Ghost Writer, un film de Roman Polanski
C’est le 3 mars 2010 qu’est sorti en France le dernier film de Roman Polanski, tiré du roman de Robert Harris (The Ghost) : Ghost Writer. L’histoire est intéressante : un ancien Premier ministre britannique, Adam Lang (Pierce Brosnan) veut publier son autobiographie. Mais naturellement, comme tout bon homme politique, il n’a pas un passé totalement blanc et fait appel à un nègre littéraire (Ewan McGregor) pour enjoliver son passé et son parcours politique. Ce dernier, découvre avec stupeur les tréfonds de tout personnage politique et s’aperçoit vite qu’il s’est engagé dans plus compliqué qu’il ne le pensait, malgré la belle prime de 250 000£ promise. En effet, le manuscrit semble vouloir sans cesse échapper à ses mains, et il marche sur les pas de son prédécesseur, Mike McAra, mystérieusement suicidé en laissant un mauvais texte. S’ensuivent des scènes d’action et d’investigation poussées pour notre héros, qui se fera à vite à l’idée que son chemin compliqué va vite tourner au vinaigre…

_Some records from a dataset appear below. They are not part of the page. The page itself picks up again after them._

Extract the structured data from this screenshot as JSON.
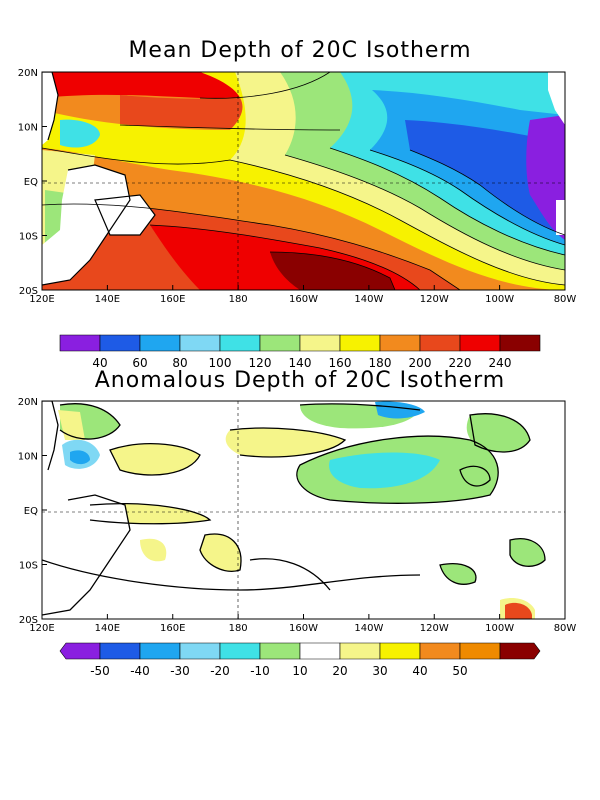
{
  "panel1": {
    "title": "Mean Depth of 20C Isotherm",
    "lat_labels": [
      "20N",
      "10N",
      "EQ",
      "10S",
      "20S"
    ],
    "lon_labels": [
      "120E",
      "140E",
      "160E",
      "180",
      "160W",
      "140W",
      "120W",
      "100W",
      "80W"
    ],
    "colorbar": {
      "labels": [
        "40",
        "60",
        "80",
        "100",
        "120",
        "140",
        "160",
        "180",
        "200",
        "220",
        "240"
      ],
      "colors": [
        "#8a1fe0",
        "#1e5be6",
        "#1fa6f0",
        "#7fd8f4",
        "#3fe1e6",
        "#9ce67a",
        "#f5f58a",
        "#f7f200",
        "#f28a1e",
        "#e8481c",
        "#ef0000",
        "#8a0000"
      ]
    }
  },
  "panel2": {
    "title": "Anomalous Depth of 20C Isotherm",
    "lat_labels": [
      "20N",
      "10N",
      "EQ",
      "10S",
      "20S"
    ],
    "lon_labels": [
      "120E",
      "140E",
      "160E",
      "180",
      "160W",
      "140W",
      "120W",
      "100W",
      "80W"
    ],
    "colorbar": {
      "labels": [
        "-50",
        "-40",
        "-30",
        "-20",
        "-10",
        "10",
        "20",
        "30",
        "40",
        "50"
      ],
      "colors": [
        "#8a1fe0",
        "#1e5be6",
        "#1fa6f0",
        "#7fd8f4",
        "#3fe1e6",
        "#9ce67a",
        "#ffffff",
        "#f5f58a",
        "#f7f200",
        "#f28a1e",
        "#ef8a00",
        "#8a0000"
      ]
    }
  }
}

Polanski nous livre une réalisation parfaite, de très beaux plans filmés sur une île américaine, dans des lieux privilégiés comme cette maison magnifique posée quelque part sur la plage où vont loger les personnages pendant une bonne partie de l’histoire. Pas de grand défaut pour ce très bon film, sinon une intrigue un peu tirée par les cheveux, une naïveté du personnage principal parfois un peu excessive, et surtout l’enchaînement de six coïncidences qui vont brusquer le déroulement de l’histoire (je ne révèle pas lesquelles pour ne pas vous gâcher le plaisir du film) mais que l’on doit sans douter plus au texte de base qu’au choix de Polanski.
On découvre un Pierce Brosnan parfait dans le rôle de l’homme politique bellâtre mais un peu idiot, dont la femme, Ruth (jouée par Olivia Williams) se fait la manipulatrice caractérielle, maîtresse de son cheminement politique à sa propre insu. Le personnage principal joué par Ewan McGregor reste néanmoins le plus intéressant. L’acteur nous livre un bon jeu, ni excessif ni pauvre, simplement bien ancré dans son rôle et conservant une bonne crédibilité.